Einhergehend mit diesem Erkenntnisinteresse ist es uns gerade mit Blick auf die erzählten Welten wichtig zu betonen, dass unser Verständnis des technischen Artefakts in Anlehnung an zum Beispiel Bruno Latour stets ein soziotechnisches, also nicht rein technisches oder ökonomisches, ist (vgl. Latour 2006, S. 485). Dementsprechend soll Robotik nicht als Treiber etwaiger Veränderungen von Kultur und Sozialität missverstanden werden, gerade wenn solche Annahmen mit Blick auf digitale Technologien und ihren Niederschlag in der Gesellschaft oftmals leitend sind (vgl. Reckwitz 2018, S. 229-232). Roboter und KI sollen so gedeutet werden, dass sie als technische Artefakte stets zusammen mit dem menschlichen Subjekt und dessen Handeln Wirkkraft entfalten, wodurch sich ein ethischer Gestaltungsspielraum hinsichtlich zu erlernender Fähigkeiten (siehe Nussbaum 2015) für den Umgang mit zukünftigen Herausforderungen und bestehenden Wertekonflikten ergibt. Dies ist uns wichtig, da auf diese Weise eine Befähigung des Menschen ermöglicht und auf ein gelingendes Zusammenleben von Menschen und Robotern hingewirkt werden kann.
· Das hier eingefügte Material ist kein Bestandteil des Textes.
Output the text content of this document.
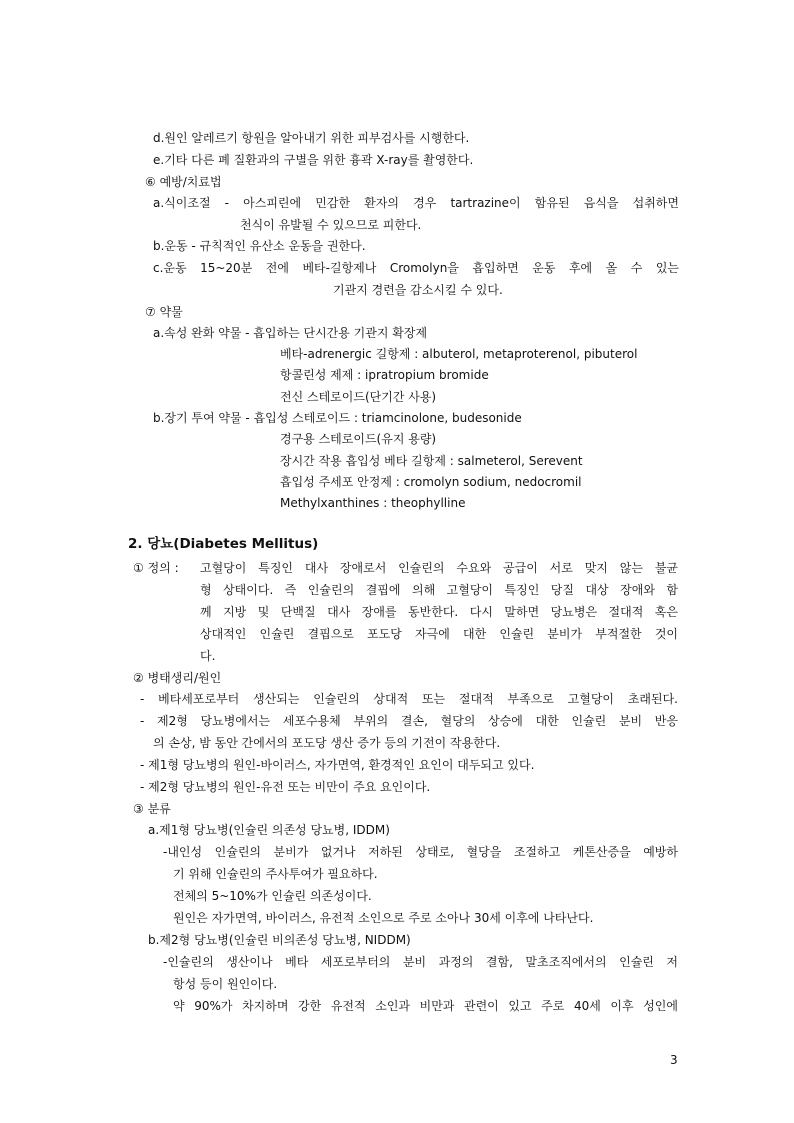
d.원인 알레르기 항원을 알아내기 위한 피부검사를 시행한다.
e.기타 다른 폐 질환과의 구별을 위한 흉곽 X-ray를 촬영한다.
⑥ 예방/치료법
a.식이조절 - 아스피린에 민감한 환자의 경우 tartrazine이 함유된 음식을 섭취하면
천식이 유발될 수 있으므로 피한다.
b.운동 - 규칙적인 유산소 운동을 권한다.
c.운동 15~20분 전에 베타-길항제나 Cromolyn을 흡입하면 운동 후에 올 수 있는
기관지 경련을 감소시킬 수 있다.
⑦ 약물
a.속성 완화 약물 - 흡입하는 단시간용 기관지 확장제
베타-adrenergic 길항제 : albuterol, metaproterenol, pibuterol
항콜린성 제제 : ipratropium bromide
전신 스테로이드(단기간 사용)
b.장기 투여 약물 - 흡입성 스테로이드 : triamcinolone, budesonide
경구용 스테로이드(유지 용량)
장시간 작용 흡입성 베타 길항제 : salmeterol, Serevent
흡입성 주세포 안정제 : cromolyn sodium, nedocromil
Methylxanthines : theophylline
2. 당뇨(Diabetes Mellitus)
① 정의 : 고혈당이 특징인 대사 장애로서 인슐린의 수요와 공급이 서로 맞지 않는 불균
형 상태이다. 즉 인슐린의 결핍에 의해 고혈당이 특징인 당질 대상 장애와 함
께 지방 및 단백질 대사 장애를 동반한다. 다시 말하면 당뇨병은 절대적 혹은
상대적인 인슐린 결핍으로 포도당 자극에 대한 인슐린 분비가 부적절한 것이
다.
② 병태생리/원인
- 베타세포로부터 생산되는 인슐린의 상대적 또는 절대적 부족으로 고혈당이 초래된다.
- 제2형 당뇨병에서는 세포수용체 부위의 결손, 혈당의 상승에 대한 인슐린 분비 반응
의 손상, 밤 동안 간에서의 포도당 생산 증가 등의 기전이 작용한다.
- 제1형 당뇨병의 원인-바이러스, 자가면역, 환경적인 요인이 대두되고 있다.
- 제2형 당뇨병의 원인-유전 또는 비만이 주요 요인이다.
③ 분류
a.제1형 당뇨병(인슐린 의존성 당뇨병, IDDM)
-내인성 인슐린의 분비가 없거나 저하된 상태로, 혈당을 조절하고 케톤산증을 예방하
기 위해 인슐린의 주사투여가 필요하다.
전체의 5~10%가 인슐린 의존성이다.
원인은 자가면역, 바이러스, 유전적 소인으로 주로 소아나 30세 이후에 나타난다.
b.제2형 당뇨병(인슐린 비의존성 당뇨병, NIDDM)
-인슐린의 생산이나 베타 세포로부터의 분비 과정의 결함, 말초조직에서의 인슐린 저
항성 등이 원인이다.
약 90%가 차지하며 강한 유전적 소인과 비만과 관련이 있고 주로 40세 이후 성인에
3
Die nachfolgende Darstellung der empirischen Resultate fokussiert die wichtigsten Narrative der Befragung. Anhand der diesen Narrativen zugrundeliegenden Weltmodellen werden allgemeine Sichtweisen, implizite Annahmen und zugrundeliegende Argumentationsmuster ebenso sichtbar wie ethische Werte und Normen und als wichtig indizierte Wertekonflikte.

2. Passive Subjekte und egozentrische Weltsicht
Eine hohe qualitative Signifikanz kann im Hinblick auf sogenannte Passivitätserzählungen konstatiert werden. Die erzählte Welt dieser Geschichten ist davon gekennzeichnet, dass Roboter und KI ganzheitlich in die soziale Lebenswelt und ökonomische Umwelt integriert sind. Die Übernahme alltäglicher Aufgaben durch KI ist in den Geschichten selbstverständlich und alltägliche Realität. So erzählt etwa die 24-jährige Sophie vom Bestellen und Liefern von Lebensmitteln sowie alltäglichen Gütern, was im heimischen Haushalt selbstinitiativ durch eine Roboter-KI erfolgt. Im Erzählen referenziert die Probandin dabei auf eine Reihe bereits bestehender KI- und Robotertechnologien, die sie gedanklich weiterentwickelt und in die Zukunft transponiert. Die vollautomatische Lebensmittelverwaltung und -kommission wird so etwa durch die Komplementierung von Smart-Home-Funktionen, Online-Abonnementfunktionen (z. B. von Amazon) und dem Einsatz von Lieferrobotern möglich.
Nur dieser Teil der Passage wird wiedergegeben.